I have been so withdrawn, I haven’t even concerned myself with that question for years. But it came to mind this morning and I think I need to think about it. It means gaining more control over myself and my actions. Sometimes it seemed like I only wanted to be remembered as a pain in the butt.
Well, there is the issue of needing money which requires a good reputation.
I wish to be rembered as a wise, kind, big hearted person.
Hopefully I will be remembered for having been a good mum to my son.
And that was all she wrote
I honestly don’t care how I’m remembered.
My family think of me as a problem anyway.
They won’t change their minds.
Odd thing trusting one’s legacy to the caprices of other people’s mnemonic powers.
I think they’ll say things after I’m gone,
and not all good things.
Loving and kind
I want to be remembered in the form of a horrible stench after you hit me with your car.
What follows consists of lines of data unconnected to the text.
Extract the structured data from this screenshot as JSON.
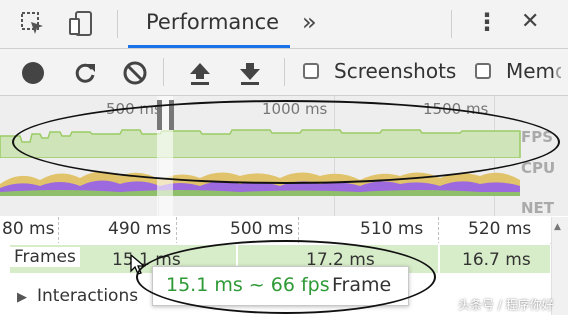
{
  "tabbar": {
    "tab_label": "Performance",
    "more_tabs": "»",
    "menu_glyph": "⋮",
    "close_glyph": "✕"
  },
  "toolbar": {
    "screenshots_label": "Screenshots",
    "memory_label": "Mem",
    "memory_fade": "ory"
  },
  "overview": {
    "ruler": [
      "500 ms",
      "1000 ms",
      "1500 ms"
    ],
    "lanes": {
      "fps": "FPS",
      "cpu": "CPU",
      "net": "NET"
    }
  },
  "timeline": {
    "ticks": [
      "80 ms",
      "490 ms",
      "500 ms",
      "510 ms",
      "520 ms"
    ]
  },
  "frames": {
    "track_label": "Frames",
    "frame1": "15.1 ms",
    "frame2": "17.2 ms",
    "frame3": "16.7 ms"
  },
  "interactions": {
    "label": "Interactions"
  },
  "tooltip": {
    "value": "15.1 ms ~ 66 fps",
    "label": "Frame"
  },
  "watermark": "头条号 / 程序你好",
  "colors": {
    "accent": "#1a73e8",
    "fps_green": "#9ccc65",
    "tooltip_green": "#2e9a36",
    "cpu_purple": "#9c6ade",
    "cpu_yellow": "#e0c36a"
  }
}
My last will and testament will linger on.
-S
I don’t want to be remembered, just vanish, and no, im not suicidal or depressed (right now) but i like the idea of nothingness
I want to be remembered, by not giving up!!!
I want to be remembered as a nice guy who has a good heart and is very generous which I am.
I want to be remembered as someone who loved too much for her own good.
Don’t care if I’m remembered. I was honest mostly, never deliberately harmed anyone, and sought the truth.
I want a small funeral.
Nothing big and fancy.
When I was young I wanted to be remembered. But I outgrew that.
If I could just remember myself…
I don’t know if I want to be remembered.
Because would it do someone good to have me remembered?